While perhaps reducing some of the complexity of managing perishable ingredients, dealing with increasing food regulations and the prickly demeanours of some food preparation staff, this minimalist approach to food and beverage provision is unsustainable. Fyall and Spyriadis (2003) advise, for example, that as a result of increasing competition in the global environment, '... international hotel chains need to adopt a more sophisticated approach to strategic marketing and planning' (2003, p. 108). With this in mind Riley notes that while international hotel chains have many advantages in terms of marketing economies of scale, '... hotel restaurants need to capture their local market as well as their guest market to achieve and sustain profitability' (Riley 2000, p. 113).
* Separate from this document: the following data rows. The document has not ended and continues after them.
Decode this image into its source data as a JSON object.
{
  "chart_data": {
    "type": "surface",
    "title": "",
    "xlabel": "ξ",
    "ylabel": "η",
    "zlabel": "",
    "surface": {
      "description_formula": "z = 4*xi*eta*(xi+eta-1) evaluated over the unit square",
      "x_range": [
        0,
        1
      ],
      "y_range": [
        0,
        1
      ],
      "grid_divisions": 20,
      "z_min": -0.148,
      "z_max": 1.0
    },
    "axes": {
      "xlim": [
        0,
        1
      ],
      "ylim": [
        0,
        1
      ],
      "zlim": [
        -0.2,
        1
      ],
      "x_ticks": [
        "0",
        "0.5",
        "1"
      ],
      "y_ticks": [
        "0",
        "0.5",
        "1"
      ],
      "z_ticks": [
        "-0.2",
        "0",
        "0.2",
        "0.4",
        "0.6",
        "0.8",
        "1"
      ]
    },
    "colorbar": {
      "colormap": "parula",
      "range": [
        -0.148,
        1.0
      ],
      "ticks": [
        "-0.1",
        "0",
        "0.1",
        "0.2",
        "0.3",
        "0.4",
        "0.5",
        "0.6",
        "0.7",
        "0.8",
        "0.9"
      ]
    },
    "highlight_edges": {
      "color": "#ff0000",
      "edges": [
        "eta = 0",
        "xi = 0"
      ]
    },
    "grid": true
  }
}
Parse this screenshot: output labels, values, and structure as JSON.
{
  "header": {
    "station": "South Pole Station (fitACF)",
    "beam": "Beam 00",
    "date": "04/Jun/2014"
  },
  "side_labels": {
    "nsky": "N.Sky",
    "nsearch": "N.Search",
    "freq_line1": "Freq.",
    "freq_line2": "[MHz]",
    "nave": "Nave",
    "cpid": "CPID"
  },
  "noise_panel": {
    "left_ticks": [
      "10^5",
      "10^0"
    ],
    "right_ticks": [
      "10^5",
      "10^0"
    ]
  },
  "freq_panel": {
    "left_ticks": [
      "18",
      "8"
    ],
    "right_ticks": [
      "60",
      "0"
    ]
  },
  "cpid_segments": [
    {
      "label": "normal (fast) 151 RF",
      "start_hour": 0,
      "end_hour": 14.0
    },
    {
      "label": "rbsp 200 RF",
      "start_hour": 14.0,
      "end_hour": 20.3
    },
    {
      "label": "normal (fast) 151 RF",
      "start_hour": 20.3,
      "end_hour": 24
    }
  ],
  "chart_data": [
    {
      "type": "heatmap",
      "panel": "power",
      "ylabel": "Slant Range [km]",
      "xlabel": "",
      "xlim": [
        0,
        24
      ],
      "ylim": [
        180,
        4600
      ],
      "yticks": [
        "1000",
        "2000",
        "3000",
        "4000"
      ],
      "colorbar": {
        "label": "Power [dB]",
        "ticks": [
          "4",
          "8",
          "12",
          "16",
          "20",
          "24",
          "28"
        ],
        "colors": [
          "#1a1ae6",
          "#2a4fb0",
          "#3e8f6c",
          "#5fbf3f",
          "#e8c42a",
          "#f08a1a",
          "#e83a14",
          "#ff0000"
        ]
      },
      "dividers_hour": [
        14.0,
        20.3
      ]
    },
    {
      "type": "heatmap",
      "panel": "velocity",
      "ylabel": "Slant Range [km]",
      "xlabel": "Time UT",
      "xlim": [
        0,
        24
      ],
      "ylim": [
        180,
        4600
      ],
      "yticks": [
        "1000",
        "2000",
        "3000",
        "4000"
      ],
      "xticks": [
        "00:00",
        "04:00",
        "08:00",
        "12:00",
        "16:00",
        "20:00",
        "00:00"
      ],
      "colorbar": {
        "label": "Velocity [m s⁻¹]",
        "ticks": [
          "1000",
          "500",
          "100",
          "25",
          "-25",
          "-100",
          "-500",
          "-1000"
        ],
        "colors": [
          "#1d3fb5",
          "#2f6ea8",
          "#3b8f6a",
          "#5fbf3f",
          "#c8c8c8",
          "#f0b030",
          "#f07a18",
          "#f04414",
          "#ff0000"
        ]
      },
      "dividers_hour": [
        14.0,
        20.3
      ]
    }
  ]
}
International chain hotels in Australia struggle with the same issues. The majority, for example, have abandoned fine dining altogether and reduced their food and beverage outlets to casual dining with the main emphasis on providing breakfast and 24-hour room service. A lack of research into customer needs, coupled with an unyielding commitment to a product focus, have contributed to their current difficulties.

Lack of local level research by international chain hotels is neither a new nor an unfounded notion. Indeed, some years ago Renaghan (1993) asserted that research is not and has never been part of the corporate culture. He went on to note that although hotel corporations have marketing departments their concentration is on sales and that '... many international hospitality companies do not really "do" any marketing at all' (p.